Could KM stand for Kurt Milhaus? Nancy wondered. The note was entered under the current day's date, which was Saturday. It was just now close to three o'clock, she realized.

She turned as Otto Liski came into the bedroom. “Find anything?” he asked.

Nancy showed him the note on Clay's calendar. “If Milhaus is behind these attacks, there's no question now that he's deadly serious,” she said. “He may have paid Jurgenson off to set up the live-wire booby trap.” She frowned as she thought of something else. “I'm worried that Milhaus has found out about the tape at Hal's home. I want to head over there and pick it up. Hal told me where he hid it.”

“I've been away from the station too long already,” Mr. Liski said, frowning. “Believe it or not, I'm trying to take tonight off, so I've got a lot to wrap up this afternoon. I'll call a cab to take me back. But, Nancy, I'm afraid it might be too dangerous for you to go to Hal's alone.”

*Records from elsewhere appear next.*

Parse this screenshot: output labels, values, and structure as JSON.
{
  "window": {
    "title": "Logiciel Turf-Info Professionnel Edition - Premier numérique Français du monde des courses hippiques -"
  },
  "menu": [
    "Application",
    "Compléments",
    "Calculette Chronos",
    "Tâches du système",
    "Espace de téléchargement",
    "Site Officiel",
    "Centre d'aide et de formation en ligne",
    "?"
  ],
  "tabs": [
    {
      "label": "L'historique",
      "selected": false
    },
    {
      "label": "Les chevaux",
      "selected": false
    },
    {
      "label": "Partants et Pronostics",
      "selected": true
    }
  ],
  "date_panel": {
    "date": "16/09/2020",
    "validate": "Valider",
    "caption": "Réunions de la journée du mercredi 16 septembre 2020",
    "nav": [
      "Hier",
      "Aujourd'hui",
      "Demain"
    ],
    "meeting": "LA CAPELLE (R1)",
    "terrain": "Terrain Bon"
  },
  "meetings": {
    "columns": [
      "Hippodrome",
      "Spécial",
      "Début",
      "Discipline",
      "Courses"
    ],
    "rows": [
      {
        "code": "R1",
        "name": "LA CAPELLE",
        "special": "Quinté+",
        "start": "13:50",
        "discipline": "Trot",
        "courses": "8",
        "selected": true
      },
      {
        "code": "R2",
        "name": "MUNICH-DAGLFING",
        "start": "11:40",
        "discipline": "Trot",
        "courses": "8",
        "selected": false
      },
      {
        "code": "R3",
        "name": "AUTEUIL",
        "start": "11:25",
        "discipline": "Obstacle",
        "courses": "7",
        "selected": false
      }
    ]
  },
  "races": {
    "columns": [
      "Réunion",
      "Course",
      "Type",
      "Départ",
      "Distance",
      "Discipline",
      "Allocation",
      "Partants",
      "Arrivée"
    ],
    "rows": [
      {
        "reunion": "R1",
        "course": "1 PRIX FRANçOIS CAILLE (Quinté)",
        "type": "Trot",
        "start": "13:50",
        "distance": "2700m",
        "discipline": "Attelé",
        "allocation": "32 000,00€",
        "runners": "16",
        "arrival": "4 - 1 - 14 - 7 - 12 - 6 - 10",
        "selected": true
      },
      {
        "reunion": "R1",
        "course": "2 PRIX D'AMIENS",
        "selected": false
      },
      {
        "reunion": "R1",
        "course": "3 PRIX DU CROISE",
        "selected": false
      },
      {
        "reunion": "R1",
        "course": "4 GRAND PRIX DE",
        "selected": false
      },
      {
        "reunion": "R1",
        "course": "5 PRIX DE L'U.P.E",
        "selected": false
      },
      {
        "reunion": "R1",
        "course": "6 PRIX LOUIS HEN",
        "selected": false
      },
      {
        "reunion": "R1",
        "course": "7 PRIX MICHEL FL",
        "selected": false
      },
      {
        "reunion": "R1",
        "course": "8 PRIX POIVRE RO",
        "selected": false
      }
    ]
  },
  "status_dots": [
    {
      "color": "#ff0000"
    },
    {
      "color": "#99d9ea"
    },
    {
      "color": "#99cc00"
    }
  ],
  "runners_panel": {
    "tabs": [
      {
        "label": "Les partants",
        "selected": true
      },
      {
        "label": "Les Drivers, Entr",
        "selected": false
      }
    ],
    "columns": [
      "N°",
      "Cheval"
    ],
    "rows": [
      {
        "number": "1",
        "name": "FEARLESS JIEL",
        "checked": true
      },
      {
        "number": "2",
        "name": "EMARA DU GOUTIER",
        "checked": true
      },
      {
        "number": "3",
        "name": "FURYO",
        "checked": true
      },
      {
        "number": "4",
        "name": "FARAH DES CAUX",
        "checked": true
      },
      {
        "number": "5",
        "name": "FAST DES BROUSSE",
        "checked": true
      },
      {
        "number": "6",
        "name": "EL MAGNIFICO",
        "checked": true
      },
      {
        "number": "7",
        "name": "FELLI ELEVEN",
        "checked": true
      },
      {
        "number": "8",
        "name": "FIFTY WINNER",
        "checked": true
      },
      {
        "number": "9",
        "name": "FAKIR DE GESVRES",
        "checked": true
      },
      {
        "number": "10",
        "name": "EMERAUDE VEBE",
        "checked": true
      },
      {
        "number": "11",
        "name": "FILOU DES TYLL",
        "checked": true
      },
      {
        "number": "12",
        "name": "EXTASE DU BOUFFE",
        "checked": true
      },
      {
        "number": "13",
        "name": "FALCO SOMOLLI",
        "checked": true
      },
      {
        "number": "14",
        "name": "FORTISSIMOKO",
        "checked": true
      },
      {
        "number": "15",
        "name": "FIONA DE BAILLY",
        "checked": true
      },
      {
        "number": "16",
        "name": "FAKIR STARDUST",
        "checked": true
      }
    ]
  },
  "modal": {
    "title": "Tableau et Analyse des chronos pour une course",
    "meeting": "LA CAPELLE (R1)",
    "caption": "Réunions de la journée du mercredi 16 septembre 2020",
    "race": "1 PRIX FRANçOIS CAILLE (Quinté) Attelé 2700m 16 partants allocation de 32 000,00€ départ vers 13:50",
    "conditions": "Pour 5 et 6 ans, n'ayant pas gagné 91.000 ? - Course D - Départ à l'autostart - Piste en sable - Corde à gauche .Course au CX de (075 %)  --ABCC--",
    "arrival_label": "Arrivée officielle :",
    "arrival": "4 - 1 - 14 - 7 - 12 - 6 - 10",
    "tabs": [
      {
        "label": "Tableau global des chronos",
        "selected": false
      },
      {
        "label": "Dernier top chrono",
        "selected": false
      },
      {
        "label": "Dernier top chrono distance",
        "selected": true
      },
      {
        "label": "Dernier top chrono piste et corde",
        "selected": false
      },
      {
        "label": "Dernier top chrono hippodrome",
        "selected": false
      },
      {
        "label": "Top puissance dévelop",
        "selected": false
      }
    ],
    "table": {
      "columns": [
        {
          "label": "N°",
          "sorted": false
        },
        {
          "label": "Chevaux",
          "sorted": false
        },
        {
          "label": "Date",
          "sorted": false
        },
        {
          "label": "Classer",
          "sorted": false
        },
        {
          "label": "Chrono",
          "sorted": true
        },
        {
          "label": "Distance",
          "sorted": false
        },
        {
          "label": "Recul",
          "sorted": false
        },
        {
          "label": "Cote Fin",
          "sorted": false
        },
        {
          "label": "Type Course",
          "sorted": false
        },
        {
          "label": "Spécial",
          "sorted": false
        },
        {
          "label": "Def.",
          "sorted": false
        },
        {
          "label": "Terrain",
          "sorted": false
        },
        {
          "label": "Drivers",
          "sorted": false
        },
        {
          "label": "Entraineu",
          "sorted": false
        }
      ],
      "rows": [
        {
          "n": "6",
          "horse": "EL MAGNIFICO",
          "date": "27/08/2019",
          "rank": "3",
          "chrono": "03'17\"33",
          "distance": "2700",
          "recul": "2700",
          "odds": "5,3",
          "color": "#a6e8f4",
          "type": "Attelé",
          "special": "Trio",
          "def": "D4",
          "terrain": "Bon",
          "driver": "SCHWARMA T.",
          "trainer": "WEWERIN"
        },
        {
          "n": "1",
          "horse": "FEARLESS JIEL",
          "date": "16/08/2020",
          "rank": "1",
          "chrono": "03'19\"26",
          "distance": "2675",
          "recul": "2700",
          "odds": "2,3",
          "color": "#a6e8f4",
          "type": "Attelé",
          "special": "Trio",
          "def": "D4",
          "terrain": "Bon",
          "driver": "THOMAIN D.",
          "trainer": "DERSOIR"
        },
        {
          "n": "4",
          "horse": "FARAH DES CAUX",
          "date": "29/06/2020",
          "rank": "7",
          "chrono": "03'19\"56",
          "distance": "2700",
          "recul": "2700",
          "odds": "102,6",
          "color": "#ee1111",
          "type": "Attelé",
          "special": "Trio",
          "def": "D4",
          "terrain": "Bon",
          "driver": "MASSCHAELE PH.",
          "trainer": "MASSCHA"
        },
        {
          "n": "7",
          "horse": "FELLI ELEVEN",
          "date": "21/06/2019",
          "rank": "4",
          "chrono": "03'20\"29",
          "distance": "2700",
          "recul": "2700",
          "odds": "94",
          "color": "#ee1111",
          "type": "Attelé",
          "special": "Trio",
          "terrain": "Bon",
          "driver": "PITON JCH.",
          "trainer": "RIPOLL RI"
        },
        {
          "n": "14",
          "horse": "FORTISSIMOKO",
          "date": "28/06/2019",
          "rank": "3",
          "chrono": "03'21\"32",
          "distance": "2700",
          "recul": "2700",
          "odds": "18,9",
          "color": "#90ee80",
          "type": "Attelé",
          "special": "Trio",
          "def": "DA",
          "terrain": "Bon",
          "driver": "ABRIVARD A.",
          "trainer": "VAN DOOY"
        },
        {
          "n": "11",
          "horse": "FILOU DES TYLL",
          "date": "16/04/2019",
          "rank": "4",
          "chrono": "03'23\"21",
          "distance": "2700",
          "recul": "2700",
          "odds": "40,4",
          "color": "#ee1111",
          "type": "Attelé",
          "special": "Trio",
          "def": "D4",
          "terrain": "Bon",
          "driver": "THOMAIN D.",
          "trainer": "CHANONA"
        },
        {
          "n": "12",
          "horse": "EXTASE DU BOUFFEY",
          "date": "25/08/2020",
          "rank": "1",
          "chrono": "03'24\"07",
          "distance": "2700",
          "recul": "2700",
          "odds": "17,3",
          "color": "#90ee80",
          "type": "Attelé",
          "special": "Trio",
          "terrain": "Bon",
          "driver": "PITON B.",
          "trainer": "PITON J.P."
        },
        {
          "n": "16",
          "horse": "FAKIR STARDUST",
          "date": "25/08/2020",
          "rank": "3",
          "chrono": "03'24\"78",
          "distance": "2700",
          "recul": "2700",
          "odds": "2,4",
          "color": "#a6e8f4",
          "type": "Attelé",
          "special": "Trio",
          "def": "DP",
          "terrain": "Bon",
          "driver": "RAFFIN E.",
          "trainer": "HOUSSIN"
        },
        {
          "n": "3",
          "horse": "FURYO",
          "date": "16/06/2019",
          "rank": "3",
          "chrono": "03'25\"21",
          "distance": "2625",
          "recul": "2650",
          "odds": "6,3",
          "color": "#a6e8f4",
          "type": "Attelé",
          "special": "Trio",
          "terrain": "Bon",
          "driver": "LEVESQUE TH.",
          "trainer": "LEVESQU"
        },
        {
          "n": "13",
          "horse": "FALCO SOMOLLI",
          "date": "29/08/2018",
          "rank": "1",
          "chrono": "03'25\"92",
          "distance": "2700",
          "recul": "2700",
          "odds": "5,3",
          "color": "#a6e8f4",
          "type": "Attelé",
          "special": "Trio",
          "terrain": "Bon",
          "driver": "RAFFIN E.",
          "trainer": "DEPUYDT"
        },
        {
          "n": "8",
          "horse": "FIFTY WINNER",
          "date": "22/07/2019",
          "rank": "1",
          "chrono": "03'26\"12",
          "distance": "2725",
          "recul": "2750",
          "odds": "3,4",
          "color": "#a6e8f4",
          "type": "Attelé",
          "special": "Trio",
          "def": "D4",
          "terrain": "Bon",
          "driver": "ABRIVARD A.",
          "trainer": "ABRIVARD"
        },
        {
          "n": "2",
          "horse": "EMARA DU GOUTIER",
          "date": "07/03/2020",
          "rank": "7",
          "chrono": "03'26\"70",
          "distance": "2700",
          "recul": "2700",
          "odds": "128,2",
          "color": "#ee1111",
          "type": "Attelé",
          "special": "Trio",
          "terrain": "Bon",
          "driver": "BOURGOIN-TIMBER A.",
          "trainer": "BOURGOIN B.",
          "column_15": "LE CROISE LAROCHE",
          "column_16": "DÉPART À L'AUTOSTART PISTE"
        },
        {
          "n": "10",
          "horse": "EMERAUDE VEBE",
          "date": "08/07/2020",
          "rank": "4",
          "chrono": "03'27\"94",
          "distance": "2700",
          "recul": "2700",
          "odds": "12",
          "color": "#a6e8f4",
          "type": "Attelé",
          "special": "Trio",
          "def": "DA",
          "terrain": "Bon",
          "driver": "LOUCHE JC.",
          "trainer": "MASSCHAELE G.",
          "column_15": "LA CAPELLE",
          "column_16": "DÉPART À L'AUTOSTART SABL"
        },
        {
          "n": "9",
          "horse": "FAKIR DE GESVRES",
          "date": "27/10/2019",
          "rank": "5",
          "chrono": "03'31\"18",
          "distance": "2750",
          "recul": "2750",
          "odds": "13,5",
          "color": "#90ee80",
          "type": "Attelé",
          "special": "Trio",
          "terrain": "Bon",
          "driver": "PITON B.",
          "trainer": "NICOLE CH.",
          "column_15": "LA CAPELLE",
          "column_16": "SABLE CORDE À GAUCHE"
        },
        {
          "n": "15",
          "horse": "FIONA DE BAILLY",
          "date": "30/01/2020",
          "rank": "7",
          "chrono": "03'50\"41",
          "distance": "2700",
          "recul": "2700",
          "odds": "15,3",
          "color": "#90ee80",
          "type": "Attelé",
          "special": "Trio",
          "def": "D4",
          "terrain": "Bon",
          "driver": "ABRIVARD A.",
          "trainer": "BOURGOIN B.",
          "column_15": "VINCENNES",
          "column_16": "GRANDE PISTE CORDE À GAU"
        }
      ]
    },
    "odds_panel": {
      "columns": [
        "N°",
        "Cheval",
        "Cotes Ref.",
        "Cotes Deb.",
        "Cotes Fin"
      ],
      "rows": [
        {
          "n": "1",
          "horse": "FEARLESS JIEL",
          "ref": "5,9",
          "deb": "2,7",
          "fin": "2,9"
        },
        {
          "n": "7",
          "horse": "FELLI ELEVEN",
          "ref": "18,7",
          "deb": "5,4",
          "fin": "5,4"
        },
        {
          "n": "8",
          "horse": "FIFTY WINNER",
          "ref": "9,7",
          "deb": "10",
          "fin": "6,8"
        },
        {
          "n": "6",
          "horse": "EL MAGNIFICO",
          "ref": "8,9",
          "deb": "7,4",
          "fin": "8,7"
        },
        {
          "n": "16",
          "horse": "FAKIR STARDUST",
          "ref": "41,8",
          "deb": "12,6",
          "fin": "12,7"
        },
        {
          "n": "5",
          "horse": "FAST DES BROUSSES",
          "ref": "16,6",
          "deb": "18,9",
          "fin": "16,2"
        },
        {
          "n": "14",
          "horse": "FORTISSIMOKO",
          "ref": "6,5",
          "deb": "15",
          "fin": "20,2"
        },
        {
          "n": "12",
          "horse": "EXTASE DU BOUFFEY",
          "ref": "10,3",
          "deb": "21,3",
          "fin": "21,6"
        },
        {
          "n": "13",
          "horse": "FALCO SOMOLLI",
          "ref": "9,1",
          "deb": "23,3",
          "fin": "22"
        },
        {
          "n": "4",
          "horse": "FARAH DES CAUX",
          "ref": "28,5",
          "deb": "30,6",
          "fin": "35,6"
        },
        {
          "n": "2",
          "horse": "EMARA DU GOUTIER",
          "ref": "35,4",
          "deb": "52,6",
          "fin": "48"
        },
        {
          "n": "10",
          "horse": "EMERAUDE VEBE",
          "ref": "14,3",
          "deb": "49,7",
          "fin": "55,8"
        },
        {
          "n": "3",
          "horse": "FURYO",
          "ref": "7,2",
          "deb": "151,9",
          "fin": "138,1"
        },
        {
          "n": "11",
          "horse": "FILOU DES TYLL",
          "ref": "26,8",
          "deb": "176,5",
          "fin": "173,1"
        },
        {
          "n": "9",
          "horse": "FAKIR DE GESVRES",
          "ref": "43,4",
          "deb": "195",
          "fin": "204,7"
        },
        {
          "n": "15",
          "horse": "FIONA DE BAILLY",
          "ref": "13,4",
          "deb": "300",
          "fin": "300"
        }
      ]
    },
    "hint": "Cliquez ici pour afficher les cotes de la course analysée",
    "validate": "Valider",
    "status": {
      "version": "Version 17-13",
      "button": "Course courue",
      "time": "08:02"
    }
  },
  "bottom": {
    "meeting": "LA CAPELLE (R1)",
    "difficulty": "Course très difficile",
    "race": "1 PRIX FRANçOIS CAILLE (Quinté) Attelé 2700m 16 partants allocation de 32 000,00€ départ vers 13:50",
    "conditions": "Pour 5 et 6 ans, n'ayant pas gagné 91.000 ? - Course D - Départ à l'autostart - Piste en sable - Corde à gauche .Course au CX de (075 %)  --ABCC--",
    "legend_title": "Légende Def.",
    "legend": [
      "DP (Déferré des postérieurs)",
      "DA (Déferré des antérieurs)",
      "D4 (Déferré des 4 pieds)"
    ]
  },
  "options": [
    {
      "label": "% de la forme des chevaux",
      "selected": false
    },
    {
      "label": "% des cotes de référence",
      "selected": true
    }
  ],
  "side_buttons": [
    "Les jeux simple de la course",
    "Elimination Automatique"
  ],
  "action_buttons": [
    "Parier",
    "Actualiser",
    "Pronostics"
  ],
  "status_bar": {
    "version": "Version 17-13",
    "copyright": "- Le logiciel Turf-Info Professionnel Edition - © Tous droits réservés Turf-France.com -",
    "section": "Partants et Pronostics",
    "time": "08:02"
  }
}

“I'll be fine,” Nancy assured him. “But if it makes you feel any better, I'll arrange for my friend Ned Nickerson to meet me over at Hal's.”

“Please do,” the producer insisted.

Going back down to the kitchen, Nancy used the phone there to call Hal and ask him where she could find his spare key. She also told him about the outtake footage she'd found while searching the tape files earlier that day.

Hal sounded excited by her discovery. “I can't believe I missed that when I was reviewing the old tapes,” he said. “We can run it in a slow-motion processor during the discussion of the bribery allegations,” he said. “That will really help visualize the story for the audience.”

Next Nancy called Ned and asked if he'd mind meeting her at Hal Taylor's.

“Turn down a chance to go on the job with reporter Nancy Drew?” he said in his deep voice. “No way. I'll be there in half an hour to forty-five minutes.”

Nancy gave him the address and hung up. After saying goodbye to Liski, she drove across town to Hal's modern split-level house. Ned arrived in his car soon after she had pulled into the circular drive.

“I guess anchors must make pretty big bucks—this is a fancy spread,” Ned said as they walked up the path to the front door.

“Everything
seems
quiet,” Nancy observed.

Suddenly, she heard a car motor start from somewhere behind the house. Sensing that something was amiss, Nancy quickened her step.

As she raced up the stairs, she could see that the front door was slightly ajar. Nancy threw the
door open and looked inside with dismay. Next to her, Ned drew in his breath sharply.